Crew Relationship: The PIC Wished to ‘Terminate’ the Co-Pilot’s Employment
According to the BFU:
The pilots interviewed by the BFU described the personality of the PIC as dominant and rather assured of himself; the co-pilot as reticent, level-headed, and cooperative. The witnesses’ statements indicate a distinct authority gradient between PIC and copilot, as well as a very charged relationship between the two. This is especially indicated by the statements, that he wanted to have the working relationship with the co-pilot terminated after they had had some arguments and his low opinion of the copilot. Another pilot, who was also working for the same company, told the BFU that the PIC and the co-pilot had known each other from their mutual time working for another operator. [However] during the weekend there had been a dispute between the two pilots. The PIC had voiced his intention that after their return from Great Britain he would have the working relationship with the co-pilot terminated. A statement of the PIC’s wife gives similar information. She said that her husband had been displeased with the work of the co-pilot and had assessed his skills and proficiency as low.
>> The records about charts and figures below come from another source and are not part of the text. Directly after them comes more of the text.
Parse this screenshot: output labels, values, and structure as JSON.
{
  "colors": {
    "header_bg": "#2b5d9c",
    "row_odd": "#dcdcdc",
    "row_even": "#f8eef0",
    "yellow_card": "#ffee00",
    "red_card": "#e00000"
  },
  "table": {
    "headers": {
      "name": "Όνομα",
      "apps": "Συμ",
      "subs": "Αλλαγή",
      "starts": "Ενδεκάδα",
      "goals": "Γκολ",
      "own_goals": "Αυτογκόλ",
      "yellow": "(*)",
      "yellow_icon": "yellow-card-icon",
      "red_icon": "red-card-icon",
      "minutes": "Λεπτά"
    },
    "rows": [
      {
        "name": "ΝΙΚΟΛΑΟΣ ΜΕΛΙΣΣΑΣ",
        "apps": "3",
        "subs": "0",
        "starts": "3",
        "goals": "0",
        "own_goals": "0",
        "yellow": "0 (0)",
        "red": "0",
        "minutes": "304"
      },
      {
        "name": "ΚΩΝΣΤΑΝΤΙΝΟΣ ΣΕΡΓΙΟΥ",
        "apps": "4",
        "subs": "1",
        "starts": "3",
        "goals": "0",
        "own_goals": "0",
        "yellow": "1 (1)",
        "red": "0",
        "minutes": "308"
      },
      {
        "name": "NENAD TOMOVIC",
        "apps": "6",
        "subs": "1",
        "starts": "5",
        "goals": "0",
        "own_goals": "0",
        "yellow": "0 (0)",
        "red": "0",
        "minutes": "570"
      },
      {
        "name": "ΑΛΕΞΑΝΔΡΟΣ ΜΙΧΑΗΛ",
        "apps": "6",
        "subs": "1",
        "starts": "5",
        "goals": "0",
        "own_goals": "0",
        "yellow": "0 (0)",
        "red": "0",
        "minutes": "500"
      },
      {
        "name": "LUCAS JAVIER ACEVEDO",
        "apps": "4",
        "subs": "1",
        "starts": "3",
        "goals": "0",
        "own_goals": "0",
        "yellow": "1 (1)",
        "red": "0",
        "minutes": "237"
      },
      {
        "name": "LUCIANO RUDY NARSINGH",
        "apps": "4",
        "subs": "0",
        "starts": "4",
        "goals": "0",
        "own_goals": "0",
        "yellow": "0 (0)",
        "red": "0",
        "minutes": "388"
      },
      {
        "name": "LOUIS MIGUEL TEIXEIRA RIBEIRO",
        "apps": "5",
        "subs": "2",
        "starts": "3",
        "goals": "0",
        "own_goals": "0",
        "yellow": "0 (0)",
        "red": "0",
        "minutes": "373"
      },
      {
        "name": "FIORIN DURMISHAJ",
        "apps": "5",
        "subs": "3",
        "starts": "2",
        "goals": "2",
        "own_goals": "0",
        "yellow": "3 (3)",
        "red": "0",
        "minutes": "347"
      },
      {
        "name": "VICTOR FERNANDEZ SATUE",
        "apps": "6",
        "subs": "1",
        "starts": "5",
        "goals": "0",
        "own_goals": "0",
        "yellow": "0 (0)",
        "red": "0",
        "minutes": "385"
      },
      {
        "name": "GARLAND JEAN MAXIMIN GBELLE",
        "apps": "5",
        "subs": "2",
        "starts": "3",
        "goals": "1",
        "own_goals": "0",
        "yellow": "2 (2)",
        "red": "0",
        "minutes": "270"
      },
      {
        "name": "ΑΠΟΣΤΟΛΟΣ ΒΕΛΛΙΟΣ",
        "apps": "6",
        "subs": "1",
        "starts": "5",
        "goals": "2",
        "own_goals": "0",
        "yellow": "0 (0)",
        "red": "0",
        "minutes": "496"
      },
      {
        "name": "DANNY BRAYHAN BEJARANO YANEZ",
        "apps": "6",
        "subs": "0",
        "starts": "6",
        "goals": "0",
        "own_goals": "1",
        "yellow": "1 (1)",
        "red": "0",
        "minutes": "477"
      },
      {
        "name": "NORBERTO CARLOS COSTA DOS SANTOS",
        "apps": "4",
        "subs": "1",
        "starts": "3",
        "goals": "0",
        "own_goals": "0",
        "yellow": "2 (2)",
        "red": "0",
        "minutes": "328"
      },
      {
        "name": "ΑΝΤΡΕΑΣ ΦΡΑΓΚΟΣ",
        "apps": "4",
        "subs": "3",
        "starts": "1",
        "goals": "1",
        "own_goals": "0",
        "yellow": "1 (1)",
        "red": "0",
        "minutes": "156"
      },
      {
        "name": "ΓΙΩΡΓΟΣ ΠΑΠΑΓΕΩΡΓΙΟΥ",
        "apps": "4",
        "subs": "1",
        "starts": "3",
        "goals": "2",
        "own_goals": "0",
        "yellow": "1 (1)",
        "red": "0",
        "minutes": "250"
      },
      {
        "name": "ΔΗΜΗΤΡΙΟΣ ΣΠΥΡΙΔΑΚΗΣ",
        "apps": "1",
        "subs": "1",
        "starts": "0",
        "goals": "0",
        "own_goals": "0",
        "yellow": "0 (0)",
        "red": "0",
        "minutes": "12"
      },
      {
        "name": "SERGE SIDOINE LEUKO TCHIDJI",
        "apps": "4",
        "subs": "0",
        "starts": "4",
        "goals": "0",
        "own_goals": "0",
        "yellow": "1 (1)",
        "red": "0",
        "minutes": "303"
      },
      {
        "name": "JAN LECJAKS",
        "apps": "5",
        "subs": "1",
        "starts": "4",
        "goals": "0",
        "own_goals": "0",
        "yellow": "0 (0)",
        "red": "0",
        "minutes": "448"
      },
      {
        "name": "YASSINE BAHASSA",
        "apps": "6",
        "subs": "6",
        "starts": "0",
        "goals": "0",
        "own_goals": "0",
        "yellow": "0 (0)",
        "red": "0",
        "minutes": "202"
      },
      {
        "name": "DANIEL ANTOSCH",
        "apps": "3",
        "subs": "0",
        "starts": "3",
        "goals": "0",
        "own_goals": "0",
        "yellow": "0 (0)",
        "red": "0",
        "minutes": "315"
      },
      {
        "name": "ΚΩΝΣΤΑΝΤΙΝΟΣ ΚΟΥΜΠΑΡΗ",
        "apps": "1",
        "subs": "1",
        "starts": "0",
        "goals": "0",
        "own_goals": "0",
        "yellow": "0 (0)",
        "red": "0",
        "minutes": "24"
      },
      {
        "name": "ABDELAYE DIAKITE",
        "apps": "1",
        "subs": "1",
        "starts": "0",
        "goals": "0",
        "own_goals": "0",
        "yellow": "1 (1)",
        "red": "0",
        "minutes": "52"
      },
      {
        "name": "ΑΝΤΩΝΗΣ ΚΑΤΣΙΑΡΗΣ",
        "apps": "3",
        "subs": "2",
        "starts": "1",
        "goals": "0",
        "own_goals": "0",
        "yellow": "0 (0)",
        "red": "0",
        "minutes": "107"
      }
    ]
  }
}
Safety Management Defences
The BFU discuss relevant defences: CRM
Good Crew Resource Management (CRM) is a safety mechanism. One requirement for CRM is the skill of a PIC to motivate a crew member to be a good team player. In order for this to work, a good atmosphere of mutual appreciation between pilots is necessary which would, for example, encourage a co-pilot to share his/her observations and possible concerns. In addition, good teamwork in the cockpit also includes: the other person should be involved in the decision making process, the tasks should be distributed reasonably, and mutual support and supervision, e. g. monitoring or cross checks, should prevail. The BFU is of the opinion, that the course of events shows the application of crew resource management principles was insufficient. The BFU is of the opinion that the different personality traits of the two pilots and particularly the PIC’s low appreciation of the co-pilot probably negatively influenced the working relationship in regards to CRM principles. The fact that the copilot helped during re-fuelling, loading, and take-off, conducted radio communications during take-off, and established radio contact with Langen Radar shows that a minimum of cooperation occurred between the pilots. The BFU is convinced that the cooperation during the accident flight, especially during the approach, could not have been good in regard to CRM. It is questionable whether the co-pilot had been involved in the decision making process and planning of the approach.
TAWS
The airplane was equipped with TAWS. If functioning properly, the TAWS would have issued an acoustic warning “Five Hundred” in an altitude of 500 ft AGL and later a caution “Terrain” and a warning “Pull Up”. Due to the degree of destruction of the unit and the fact, that the airplane was not equipped with a CVR, a precise analysis was not possible.
BFU Cause
The accident was due to the following:
- The Pilot in Command (PIC) decided to conduct the VFR approach even though he was aware of the prevailing instrument weather conditions at the airport
- It is likely that a wrong vertical profile was flown due to an erroneous selection on the navigation system
- Due to an insufficient situational awareness of the pilots the descent was not aborted in time.